Das eigentliche wunderliche und bedeutende dieser Prüfung ist,
schreibt er an Zelter,
daß ich alle Lasten, die ich
〈...〉
einem jünger Lebigen zu übertragen glaubte, nunmehr selbst fortzuschleppen und sogar schwieriger weiter zu tragen habe.
Der Einundachtzigjährige muß sich selbst wieder um das Hauswesen kümmern. Unter seinem Kopfkissen liegt jetzt der Schlüssel zum Holzschuppen, er kontrolliert die Einkaufszettel und muß sich mit dem Personal herumärgern. Doch das alles scheint ihn auch zu beleben. Auf seine Umgebung wirkt er gekräftigt, verjüngt. Das zeigt sich auch, als Henriette von Beaulieu-Marconnay ihm Anfang Dezember 1830 Erinnerungen an ihre Freundin Lili von Türckheim, geborene Schönemann zukommen läßt. Also Lili, seine einstige Geliebte.
Ihr teures Blatt
mußte ich, mit Rührung, an die Lippen drücken
, schreibt er an Henriette. Diese Lebensgeister sind immer noch wach.

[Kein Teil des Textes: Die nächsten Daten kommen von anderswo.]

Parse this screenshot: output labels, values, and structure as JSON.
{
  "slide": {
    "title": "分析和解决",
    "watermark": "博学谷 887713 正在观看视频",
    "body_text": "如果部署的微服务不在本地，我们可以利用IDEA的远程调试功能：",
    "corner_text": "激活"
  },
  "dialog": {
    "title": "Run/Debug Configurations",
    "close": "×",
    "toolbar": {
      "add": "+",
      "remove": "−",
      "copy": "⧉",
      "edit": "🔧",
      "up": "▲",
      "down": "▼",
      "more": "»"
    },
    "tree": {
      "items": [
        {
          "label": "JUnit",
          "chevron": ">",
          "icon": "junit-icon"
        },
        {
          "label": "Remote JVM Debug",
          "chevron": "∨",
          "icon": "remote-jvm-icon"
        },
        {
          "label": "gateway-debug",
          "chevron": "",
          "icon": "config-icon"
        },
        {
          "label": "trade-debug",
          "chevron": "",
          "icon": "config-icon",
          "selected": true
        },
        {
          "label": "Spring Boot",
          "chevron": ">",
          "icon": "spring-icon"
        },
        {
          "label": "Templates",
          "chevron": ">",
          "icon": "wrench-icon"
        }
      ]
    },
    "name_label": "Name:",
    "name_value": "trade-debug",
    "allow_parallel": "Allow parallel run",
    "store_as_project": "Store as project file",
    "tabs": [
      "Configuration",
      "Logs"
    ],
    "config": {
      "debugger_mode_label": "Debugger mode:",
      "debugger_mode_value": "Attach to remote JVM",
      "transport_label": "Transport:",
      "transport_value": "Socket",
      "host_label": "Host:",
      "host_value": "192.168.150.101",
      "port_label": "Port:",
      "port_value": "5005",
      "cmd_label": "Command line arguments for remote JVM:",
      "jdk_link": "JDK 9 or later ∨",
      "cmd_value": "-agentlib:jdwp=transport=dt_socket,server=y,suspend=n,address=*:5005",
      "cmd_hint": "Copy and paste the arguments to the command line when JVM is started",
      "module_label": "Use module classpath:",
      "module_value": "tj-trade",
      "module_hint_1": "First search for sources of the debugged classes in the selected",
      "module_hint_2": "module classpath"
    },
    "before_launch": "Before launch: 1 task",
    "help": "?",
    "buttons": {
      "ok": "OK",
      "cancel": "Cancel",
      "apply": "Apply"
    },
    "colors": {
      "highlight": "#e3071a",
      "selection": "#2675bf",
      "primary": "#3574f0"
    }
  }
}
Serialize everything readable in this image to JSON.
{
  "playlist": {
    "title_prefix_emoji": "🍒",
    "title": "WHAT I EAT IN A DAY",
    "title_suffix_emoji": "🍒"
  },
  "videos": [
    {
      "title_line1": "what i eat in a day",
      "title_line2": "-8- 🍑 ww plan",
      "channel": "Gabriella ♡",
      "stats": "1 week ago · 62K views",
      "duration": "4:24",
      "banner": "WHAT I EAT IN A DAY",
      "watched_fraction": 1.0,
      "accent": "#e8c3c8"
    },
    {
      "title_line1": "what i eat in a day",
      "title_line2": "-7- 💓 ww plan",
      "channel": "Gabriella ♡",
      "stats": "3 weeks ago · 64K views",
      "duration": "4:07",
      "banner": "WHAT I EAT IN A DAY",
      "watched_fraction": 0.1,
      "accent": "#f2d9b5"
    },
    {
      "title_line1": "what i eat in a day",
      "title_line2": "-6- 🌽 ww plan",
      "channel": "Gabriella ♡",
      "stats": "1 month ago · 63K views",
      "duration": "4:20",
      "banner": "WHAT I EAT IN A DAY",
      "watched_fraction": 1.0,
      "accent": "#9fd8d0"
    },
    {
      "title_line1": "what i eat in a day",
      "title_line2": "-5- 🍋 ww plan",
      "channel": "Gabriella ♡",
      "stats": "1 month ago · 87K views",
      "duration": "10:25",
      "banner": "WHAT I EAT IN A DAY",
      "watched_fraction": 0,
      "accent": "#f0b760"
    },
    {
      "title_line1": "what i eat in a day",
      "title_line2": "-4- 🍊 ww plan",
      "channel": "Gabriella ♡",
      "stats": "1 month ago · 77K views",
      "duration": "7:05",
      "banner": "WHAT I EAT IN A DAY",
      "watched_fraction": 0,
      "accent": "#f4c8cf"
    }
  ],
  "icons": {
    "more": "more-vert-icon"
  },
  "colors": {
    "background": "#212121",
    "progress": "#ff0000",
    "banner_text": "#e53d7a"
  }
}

Im August 1831 ein sonnenreicher Spätsommer. Goethe möchte vor den Feiern zum zweiundachtzigsten Geburtstag ausweichen. Es ist das Übliche, er fühlt sich ganz einfach noch nicht so alt und will auch nicht ständig ans Alter erinnert werden. Am frühen Morgen des 26. August 1831, einem Freitag, läßt er anspannen, noch liegt Morgennebel über dem Land. Doch es verspricht ein sonniger Tag zu werden. Letzte Ausfahrt nach Ilmenau, um noch einmal – vielleicht ein letztes Mal, so mag er geahnt haben – Orte des Wirkens und der Erinnerung zu beschauen.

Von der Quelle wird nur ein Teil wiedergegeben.